= Pennsboro, Missouri =

Unincorporated community in Missouri, U.S.

Pennsboro is an unincorporated community in southern Dade County, in the U.S. state of Missouri.

The community is located along Missouri Route 39 at the intersection of routes Z and K approximately three miles south of South Greenfield. Honey Creek flows past to the east and Limestone Creek to the west of the location.

==History==
Pennsboro was founded in the 1880s, and named after William Penn, a Dade County pioneer. A post office was established at Pennsboro in 1895, and remained in operation until 1931.

Pennsboro was a station on the Greenfield & Northern Railroad from the time it was constructed in the early 1890s until the line was abandoned by the St. Louis-San Francisco Railroad in the mid-1930s. Just prior to the abandonment, the depot was loaded in one piece onto a flat car at Pennsboro and transported down the line to Mt. Vernon, where it was replaced that community's depot that had recently been destroyed by fire.

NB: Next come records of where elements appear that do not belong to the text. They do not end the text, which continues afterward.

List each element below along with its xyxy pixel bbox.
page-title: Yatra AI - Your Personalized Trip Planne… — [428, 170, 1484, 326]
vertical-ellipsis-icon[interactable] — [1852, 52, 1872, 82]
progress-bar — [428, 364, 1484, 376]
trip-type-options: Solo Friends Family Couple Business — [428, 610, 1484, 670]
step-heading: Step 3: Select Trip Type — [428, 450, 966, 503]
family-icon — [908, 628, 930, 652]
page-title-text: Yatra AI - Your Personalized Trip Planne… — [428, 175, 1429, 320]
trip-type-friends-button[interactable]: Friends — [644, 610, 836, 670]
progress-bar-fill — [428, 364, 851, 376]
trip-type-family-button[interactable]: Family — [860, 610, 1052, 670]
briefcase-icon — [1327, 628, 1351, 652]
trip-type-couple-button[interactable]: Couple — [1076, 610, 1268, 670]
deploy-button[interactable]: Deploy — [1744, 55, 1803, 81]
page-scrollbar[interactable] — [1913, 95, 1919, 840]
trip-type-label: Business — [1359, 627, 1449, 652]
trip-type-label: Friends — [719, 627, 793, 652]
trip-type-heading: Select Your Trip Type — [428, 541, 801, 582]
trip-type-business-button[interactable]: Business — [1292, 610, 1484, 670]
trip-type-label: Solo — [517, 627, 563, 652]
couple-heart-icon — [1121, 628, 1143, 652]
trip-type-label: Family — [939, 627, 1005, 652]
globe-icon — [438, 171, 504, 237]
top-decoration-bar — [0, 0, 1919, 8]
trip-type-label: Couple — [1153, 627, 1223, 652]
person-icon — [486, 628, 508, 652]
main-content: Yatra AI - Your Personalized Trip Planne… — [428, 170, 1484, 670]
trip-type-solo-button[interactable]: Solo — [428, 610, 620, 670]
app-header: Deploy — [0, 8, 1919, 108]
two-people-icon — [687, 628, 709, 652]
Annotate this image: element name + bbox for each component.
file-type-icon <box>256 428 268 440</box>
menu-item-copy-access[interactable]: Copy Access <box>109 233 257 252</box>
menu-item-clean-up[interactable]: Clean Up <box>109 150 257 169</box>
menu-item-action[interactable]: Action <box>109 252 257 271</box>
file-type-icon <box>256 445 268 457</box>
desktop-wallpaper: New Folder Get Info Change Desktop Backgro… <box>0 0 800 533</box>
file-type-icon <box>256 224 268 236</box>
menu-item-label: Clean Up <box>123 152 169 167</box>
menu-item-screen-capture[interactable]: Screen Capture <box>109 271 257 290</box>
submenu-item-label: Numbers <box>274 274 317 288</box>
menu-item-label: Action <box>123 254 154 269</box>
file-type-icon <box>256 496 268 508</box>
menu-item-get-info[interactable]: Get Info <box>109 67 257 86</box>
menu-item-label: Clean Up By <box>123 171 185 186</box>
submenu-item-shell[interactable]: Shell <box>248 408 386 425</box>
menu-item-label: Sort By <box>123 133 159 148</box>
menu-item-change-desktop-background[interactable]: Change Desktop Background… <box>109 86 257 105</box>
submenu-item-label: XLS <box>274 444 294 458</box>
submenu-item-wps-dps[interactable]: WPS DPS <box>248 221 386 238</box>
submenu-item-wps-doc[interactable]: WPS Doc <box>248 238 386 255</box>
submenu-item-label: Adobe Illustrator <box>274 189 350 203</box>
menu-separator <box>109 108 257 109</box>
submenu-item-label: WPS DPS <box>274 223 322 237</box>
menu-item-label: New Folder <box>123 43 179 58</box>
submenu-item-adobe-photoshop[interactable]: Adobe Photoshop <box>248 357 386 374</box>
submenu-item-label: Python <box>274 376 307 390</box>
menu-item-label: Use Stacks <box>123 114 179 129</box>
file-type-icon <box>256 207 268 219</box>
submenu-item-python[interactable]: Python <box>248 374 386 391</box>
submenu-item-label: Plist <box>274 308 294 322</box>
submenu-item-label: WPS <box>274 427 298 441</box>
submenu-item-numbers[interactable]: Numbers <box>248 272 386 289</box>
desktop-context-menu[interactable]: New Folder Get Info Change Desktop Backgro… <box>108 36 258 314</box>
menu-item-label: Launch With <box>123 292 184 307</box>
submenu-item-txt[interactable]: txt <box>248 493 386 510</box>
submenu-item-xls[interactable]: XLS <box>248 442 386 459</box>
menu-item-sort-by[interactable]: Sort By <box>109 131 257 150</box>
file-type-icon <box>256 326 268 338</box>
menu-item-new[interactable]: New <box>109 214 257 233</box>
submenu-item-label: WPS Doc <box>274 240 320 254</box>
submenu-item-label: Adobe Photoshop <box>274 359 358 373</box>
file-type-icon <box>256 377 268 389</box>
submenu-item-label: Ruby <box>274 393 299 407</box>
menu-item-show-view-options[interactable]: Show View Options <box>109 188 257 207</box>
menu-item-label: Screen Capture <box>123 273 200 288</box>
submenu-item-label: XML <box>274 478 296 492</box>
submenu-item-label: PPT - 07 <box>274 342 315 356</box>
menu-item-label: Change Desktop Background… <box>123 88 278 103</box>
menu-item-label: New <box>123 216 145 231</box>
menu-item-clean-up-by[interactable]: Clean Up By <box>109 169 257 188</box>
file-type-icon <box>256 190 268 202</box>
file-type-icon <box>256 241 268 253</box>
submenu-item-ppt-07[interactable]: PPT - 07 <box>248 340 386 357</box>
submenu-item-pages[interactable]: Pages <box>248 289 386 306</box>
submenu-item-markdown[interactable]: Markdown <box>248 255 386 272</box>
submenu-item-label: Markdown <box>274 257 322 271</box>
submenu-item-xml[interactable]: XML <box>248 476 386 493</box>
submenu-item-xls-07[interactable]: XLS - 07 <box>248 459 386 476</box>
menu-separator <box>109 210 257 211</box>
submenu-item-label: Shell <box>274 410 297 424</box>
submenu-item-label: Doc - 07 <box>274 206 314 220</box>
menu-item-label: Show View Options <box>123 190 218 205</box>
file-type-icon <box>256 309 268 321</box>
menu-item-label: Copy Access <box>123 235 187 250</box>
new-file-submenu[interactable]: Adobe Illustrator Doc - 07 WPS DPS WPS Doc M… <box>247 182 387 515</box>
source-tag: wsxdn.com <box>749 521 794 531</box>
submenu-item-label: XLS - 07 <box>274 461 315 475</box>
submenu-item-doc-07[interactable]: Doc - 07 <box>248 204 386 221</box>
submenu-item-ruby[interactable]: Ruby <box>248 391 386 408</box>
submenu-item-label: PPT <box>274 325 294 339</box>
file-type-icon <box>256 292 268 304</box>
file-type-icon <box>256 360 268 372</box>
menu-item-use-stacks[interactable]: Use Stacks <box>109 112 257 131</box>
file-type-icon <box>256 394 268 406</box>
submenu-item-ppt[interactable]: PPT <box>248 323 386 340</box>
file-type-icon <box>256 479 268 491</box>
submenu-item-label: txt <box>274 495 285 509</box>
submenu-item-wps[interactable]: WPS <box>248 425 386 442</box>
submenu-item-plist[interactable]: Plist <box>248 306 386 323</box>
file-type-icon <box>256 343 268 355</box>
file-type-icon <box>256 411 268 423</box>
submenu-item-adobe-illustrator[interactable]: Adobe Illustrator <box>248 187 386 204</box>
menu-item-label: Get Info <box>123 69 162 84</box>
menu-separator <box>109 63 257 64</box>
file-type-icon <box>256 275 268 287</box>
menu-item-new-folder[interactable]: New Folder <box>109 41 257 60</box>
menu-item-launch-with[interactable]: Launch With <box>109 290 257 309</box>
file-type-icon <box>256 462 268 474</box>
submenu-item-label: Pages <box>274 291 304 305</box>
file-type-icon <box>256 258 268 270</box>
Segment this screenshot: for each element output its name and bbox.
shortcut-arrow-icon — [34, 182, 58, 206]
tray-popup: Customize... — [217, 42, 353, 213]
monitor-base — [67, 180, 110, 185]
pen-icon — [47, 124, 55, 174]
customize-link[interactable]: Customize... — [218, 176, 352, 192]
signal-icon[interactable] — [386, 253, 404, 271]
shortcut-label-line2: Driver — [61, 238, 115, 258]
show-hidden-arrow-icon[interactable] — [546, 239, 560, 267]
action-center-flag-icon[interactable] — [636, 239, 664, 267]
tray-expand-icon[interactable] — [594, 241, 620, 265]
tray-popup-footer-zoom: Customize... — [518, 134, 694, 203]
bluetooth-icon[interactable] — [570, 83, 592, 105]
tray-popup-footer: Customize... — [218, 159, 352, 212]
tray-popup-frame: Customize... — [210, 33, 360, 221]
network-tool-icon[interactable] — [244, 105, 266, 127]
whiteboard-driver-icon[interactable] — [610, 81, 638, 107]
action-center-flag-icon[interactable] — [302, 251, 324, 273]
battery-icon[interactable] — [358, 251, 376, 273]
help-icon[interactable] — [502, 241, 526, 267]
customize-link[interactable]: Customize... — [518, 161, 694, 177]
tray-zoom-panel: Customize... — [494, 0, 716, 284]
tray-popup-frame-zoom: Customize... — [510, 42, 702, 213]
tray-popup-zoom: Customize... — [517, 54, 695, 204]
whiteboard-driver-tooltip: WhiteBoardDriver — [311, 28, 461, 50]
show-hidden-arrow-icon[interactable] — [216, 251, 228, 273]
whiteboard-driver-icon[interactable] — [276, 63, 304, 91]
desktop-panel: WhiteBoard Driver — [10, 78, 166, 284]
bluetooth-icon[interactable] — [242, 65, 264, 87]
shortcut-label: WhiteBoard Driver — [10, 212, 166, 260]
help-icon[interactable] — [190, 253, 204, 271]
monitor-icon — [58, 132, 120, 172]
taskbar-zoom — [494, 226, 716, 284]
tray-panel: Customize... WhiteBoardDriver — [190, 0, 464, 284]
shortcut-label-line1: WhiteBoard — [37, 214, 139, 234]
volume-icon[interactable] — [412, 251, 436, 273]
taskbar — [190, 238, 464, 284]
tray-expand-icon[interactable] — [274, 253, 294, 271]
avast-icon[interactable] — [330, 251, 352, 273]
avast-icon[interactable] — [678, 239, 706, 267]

Pennsboro was also home to one of the early rural consolidated school districts in Missouri, when four one-room common school districts agreed to combine circa 1917 to form the "Dade County Consolidated School District No. 3 of Pennsboro," or Pennsboro C-3 for short. However, the one-room rural schools themselves were not consolidated until the mid-1930s; the state board of education excoriated the Pennsboro C-3 district in its 1932 annual report for maintaining what they termed the four inefficient one-room schools rather than consolidating students at a central point and allowing teachers to teach fewer grades. (Missouri Annual Report of Public Schools, 1932, pp. 391–404) The still standing brick structure was constructed when the one-room schools were finally consolidated, and remained in use as a school until the district consolidated with the Greenfield R-IV School District in the 1950s.

==Today==
Pennsboro today is home to the Pennsboro Christian Church and a large cemetery, as well as several residences. The community's former two-room brick school building is still standing and in use as a community center.